Ex-defender Kaladze to tackle political challenges
This file photo shows AC Milan defender Kakha Kaladze (L) celebrating a goal. AFP photoThe billionaire whose opposition coalition won Georgia’s parliamentary election last week tapped two former diplomats with pro-Western views yesterday to take key positions in the government when he becomes prime minister later this month.
Bidzina Ivanishvili’s choices reinforce his pledge to maintain the former Soviet republic’s close ties with the United States and to work toward closer integration with the European Union. The new government, to be led by Ivanishvili as premier, will be confirmed after the Parliament convenes on Oct. 20.

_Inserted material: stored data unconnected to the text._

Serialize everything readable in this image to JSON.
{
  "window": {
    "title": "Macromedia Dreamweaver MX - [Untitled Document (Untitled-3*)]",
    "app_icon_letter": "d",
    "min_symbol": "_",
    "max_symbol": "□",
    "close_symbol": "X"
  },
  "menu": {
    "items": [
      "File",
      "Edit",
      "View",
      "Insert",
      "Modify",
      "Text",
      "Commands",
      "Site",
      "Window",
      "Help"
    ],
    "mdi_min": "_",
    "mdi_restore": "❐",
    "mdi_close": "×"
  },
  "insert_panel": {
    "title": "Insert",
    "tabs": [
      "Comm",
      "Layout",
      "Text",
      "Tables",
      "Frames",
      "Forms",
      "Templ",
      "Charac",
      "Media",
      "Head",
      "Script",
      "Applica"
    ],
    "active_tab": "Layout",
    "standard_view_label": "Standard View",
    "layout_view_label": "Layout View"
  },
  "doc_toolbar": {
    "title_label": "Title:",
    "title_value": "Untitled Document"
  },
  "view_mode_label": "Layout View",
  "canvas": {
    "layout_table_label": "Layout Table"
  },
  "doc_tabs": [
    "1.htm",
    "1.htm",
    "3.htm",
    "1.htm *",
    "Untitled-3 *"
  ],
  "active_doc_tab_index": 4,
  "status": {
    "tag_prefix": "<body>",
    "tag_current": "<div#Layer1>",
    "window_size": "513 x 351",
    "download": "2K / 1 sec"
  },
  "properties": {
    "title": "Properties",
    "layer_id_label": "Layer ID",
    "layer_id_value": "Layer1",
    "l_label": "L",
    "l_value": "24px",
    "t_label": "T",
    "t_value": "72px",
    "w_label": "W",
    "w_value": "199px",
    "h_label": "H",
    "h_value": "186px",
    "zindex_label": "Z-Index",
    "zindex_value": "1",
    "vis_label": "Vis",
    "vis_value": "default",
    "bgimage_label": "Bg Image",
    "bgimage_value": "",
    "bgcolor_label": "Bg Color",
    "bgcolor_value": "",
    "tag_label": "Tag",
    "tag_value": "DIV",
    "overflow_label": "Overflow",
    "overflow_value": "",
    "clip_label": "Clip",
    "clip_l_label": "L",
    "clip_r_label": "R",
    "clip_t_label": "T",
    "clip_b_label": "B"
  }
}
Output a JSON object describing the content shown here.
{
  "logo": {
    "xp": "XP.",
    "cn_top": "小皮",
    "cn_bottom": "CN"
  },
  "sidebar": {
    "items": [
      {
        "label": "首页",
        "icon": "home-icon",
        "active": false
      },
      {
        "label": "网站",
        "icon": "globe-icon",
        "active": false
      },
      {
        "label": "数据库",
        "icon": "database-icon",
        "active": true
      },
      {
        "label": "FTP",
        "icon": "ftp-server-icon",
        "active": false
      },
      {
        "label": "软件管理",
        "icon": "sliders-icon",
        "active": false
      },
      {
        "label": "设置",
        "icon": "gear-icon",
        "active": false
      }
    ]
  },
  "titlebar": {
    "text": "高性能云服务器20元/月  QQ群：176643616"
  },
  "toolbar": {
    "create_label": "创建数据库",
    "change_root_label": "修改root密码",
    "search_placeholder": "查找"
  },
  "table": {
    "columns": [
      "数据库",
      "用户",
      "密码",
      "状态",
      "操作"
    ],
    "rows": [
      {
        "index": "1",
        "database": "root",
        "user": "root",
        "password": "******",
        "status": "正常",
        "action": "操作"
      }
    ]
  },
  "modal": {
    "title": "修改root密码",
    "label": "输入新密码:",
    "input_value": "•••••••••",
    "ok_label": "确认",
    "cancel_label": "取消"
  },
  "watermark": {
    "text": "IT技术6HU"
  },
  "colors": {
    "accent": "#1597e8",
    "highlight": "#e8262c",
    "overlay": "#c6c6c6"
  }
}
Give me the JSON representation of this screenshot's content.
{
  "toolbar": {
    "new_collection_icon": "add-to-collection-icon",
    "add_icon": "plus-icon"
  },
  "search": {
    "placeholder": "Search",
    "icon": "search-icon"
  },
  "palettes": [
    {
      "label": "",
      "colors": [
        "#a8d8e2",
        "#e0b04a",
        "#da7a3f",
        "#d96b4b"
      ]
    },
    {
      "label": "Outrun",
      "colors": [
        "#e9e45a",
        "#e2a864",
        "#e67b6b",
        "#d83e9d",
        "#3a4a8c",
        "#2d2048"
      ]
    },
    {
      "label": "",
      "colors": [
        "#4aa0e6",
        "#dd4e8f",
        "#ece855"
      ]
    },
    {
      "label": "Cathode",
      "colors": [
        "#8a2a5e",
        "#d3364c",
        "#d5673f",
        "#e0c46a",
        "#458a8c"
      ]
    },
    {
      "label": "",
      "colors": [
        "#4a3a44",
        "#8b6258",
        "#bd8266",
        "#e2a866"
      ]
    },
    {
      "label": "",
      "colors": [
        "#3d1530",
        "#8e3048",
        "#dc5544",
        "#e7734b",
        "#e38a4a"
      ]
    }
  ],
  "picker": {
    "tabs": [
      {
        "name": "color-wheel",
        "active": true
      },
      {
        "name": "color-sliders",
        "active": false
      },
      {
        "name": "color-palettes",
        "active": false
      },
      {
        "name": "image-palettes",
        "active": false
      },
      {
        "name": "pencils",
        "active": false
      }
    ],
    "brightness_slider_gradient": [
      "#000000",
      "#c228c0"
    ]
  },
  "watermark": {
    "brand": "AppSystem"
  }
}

Among the members of the next government announced yesterday are Maia Panjikidze, a former ambassador to EU countries, who will become foreign minister, and Irakli Alasania, a former ambassador to the United Nations, who will take the post of defense minister.
The future foreign minister said Georgia’s pro-Western course will not change. “Our main partner will be the U.S., and these relations should deepen. But we should not forget our neighbors, those near and far, and we should begin with relations with Russia,” Panjikidze, who served as ambassador to Germany and the Netherlands.
Former Milan star in the Cabinet
Former Dynamo Kyiv and AC Milan football star Kakha Kaladze was nominated as minister for regional development and infrastructure, as well as Ivanishvili’s second deputy prime minister. Ivanishvili, who made his fortune in Russia, has stressed the need to restore relations with Moscow, which have been severed since the two countries fought a brief war in August 2008. Moscow and Tbilisi broke diplomatic ties after Georgian forces were routed in five days in August 2008 in a war that ended with Russia recognizing breakaway South Ossetia and Abkhazia as independent states.
Ivanishvili named his close ally Irakli Garibashvili as interior minister. Veteran liberal politician David Usupashvili is set to become speaker of the new Parliament. However, some conservative and nationalist figures in Ivanishvili’s coalition were also nominated for senior parliamentary posts, showing the ideological differences within the bloc.
The pro-Western course was set by President Mikheil Saakashvili, who remains president for another year but lost the power to form the government when his party was defeated in a parliamentary election a week ago. Ivanishvili’s Georgian Dream coalition will hold 83 of the 150 seats, with the remaining 67 seats under the control of Saakashvili’s party, the United National Movement.